Allocution de Monique Jutrin :
A la fin du texte que Fondane écrivit en 1920 après une visite au cimetière de Jassy, il évoque le souvenir de son père qui y était enterré. Il ajoute qu'un jour d'autres viendront le retrouver lui-même dans ce cimetière. Fondane ignorait alors qu'il n'aurait pas de sépulture.
C'est pourquoi nous avons œuvré pour que son nom s'inscrive dans certains espaces : la pose d'une plaque commémorative au 6 rue Rollin, en novembre 1999 et la création d'une Place Benjamin Fondane au début de la rue Rollin en mai 2006.
A l'issue de l'inauguration de cette place, la mairie de Paris offrit à la Société Benjamin Fondane une réplique de la plaque. C'est alors que je proposais à Mady Smets de la poser à Peyresq.
Pourquoi un espace Benjamin Fondane à Peyresq?
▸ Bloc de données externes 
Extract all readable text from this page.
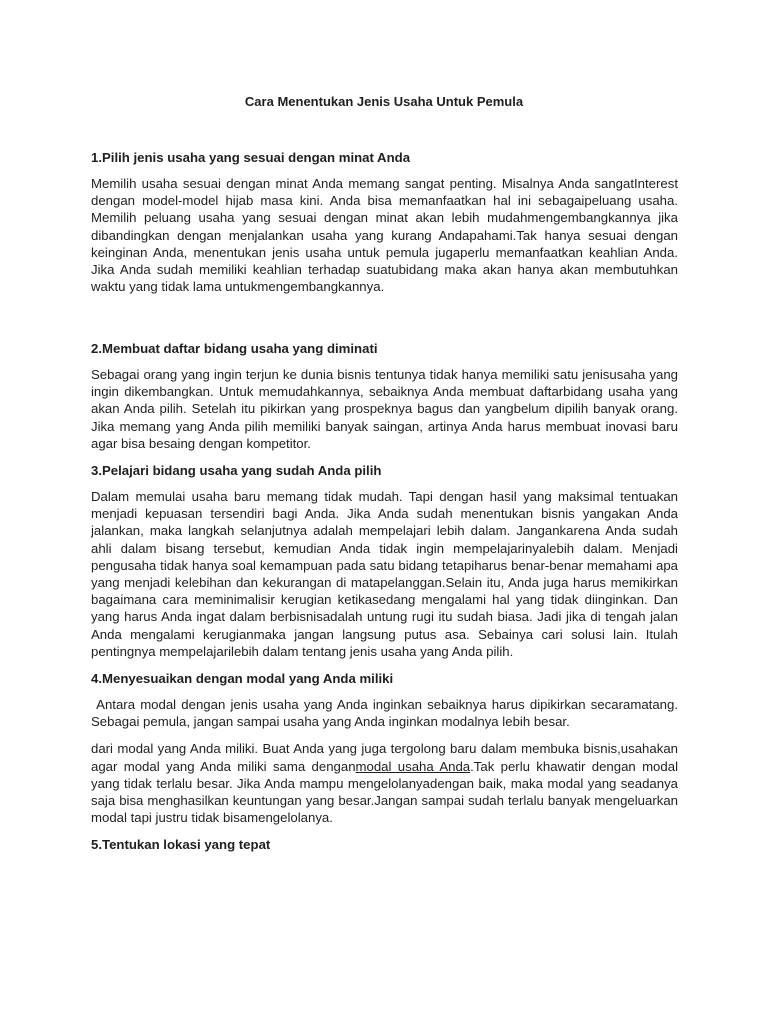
Cara Menentukan Jenis Usaha Untuk Pemula
1.Pilih jenis usaha yang sesuai dengan minat Anda

Memilih usaha sesuai dengan minat Anda memang sangat penting. Misalnya Anda sangatInterest dengan model-model hijab masa kini. Anda bisa memanfaatkan hal ini sebagaipeluang usaha. Memilih peluang usaha yang sesuai dengan minat akan lebih mudahmengembangkannya jika dibandingkan dengan menjalankan usaha yang kurang Andapahami.Tak hanya sesuai dengan keinginan Anda, menentukan jenis usaha untuk pemula jugaperlu memanfaatkan keahlian Anda. Jika Anda sudah memiliki keahlian terhadap suatubidang maka akan hanya akan membutuhkan waktu yang tidak lama untukmengembangkannya.

2.Membuat daftar bidang usaha yang diminati

Sebagai orang yang ingin terjun ke dunia bisnis tentunya tidak hanya memiliki satu jenisusaha yang ingin dikembangkan. Untuk memudahkannya, sebaiknya Anda membuat daftarbidang usaha yang akan Anda pilih. Setelah itu pikirkan yang prospeknya bagus dan yangbelum dipilih banyak orang. Jika memang yang Anda pilih memiliki banyak saingan, artinya Anda harus membuat inovasi baru agar bisa besaing dengan kompetitor.

3.Pelajari bidang usaha yang sudah Anda pilih

Dalam memulai usaha baru memang tidak mudah. Tapi dengan hasil yang maksimal tentuakan menjadi kepuasan tersendiri bagi Anda. Jika Anda sudah menentukan bisnis yangakan Anda jalankan, maka langkah selanjutnya adalah mempelajari lebih dalam. Jangankarena Anda sudah ahli dalam bisang tersebut, kemudian Anda tidak ingin mempelajarinyalebih dalam. Menjadi pengusaha tidak hanya soal kemampuan pada satu bidang tetapiharus benar-benar memahami apa yang menjadi kelebihan dan kekurangan di matapelanggan.Selain itu, Anda juga harus memikirkan bagaimana cara meminimalisir kerugian ketikasedang mengalami hal yang tidak diinginkan. Dan yang harus Anda ingat dalam berbisnisadalah untung rugi itu sudah biasa. Jadi jika di tengah jalan Anda mengalami kerugianmaka jangan langsung putus asa. Sebainya cari solusi lain. Itulah pentingnya mempelajarilebih dalam tentang jenis usaha yang Anda pilih.

4.Menyesuaikan dengan modal yang Anda miliki

Antara modal dengan jenis usaha yang Anda inginkan sebaiknya harus dipikirkan secaramatang. Sebagai pemula, jangan sampai usaha yang Anda inginkan modalnya lebih besar.

dari modal yang Anda miliki. Buat Anda yang juga tergolong baru dalam membuka bisnis,usahakan agar modal yang Anda miliki sama denganmodal usaha Anda.Tak perlu khawatir dengan modal yang tidak terlalu besar. Jika Anda mampu mengelolanyadengan baik, maka modal yang seadanya saja bisa menghasilkan keuntungan yang besar.Jangan sampai sudah terlalu banyak mengeluarkan modal tapi justru tidak bisamengelolanya.

5.Tentukan lokasi yang tepat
Etant un esprit libre, à dimensions multiples, Fondane se serait entendu avec le seigneur de Peyresq. De plus, il aurait aimé ce lieu, et s'il y avait séjourné durant les années de guerre, son destin eût été différent.
Nos plus vifs remerciements à Mady Smets, à Jean Vancompernolle, et à tous ceux qui ont permis la réalisation de ce projet.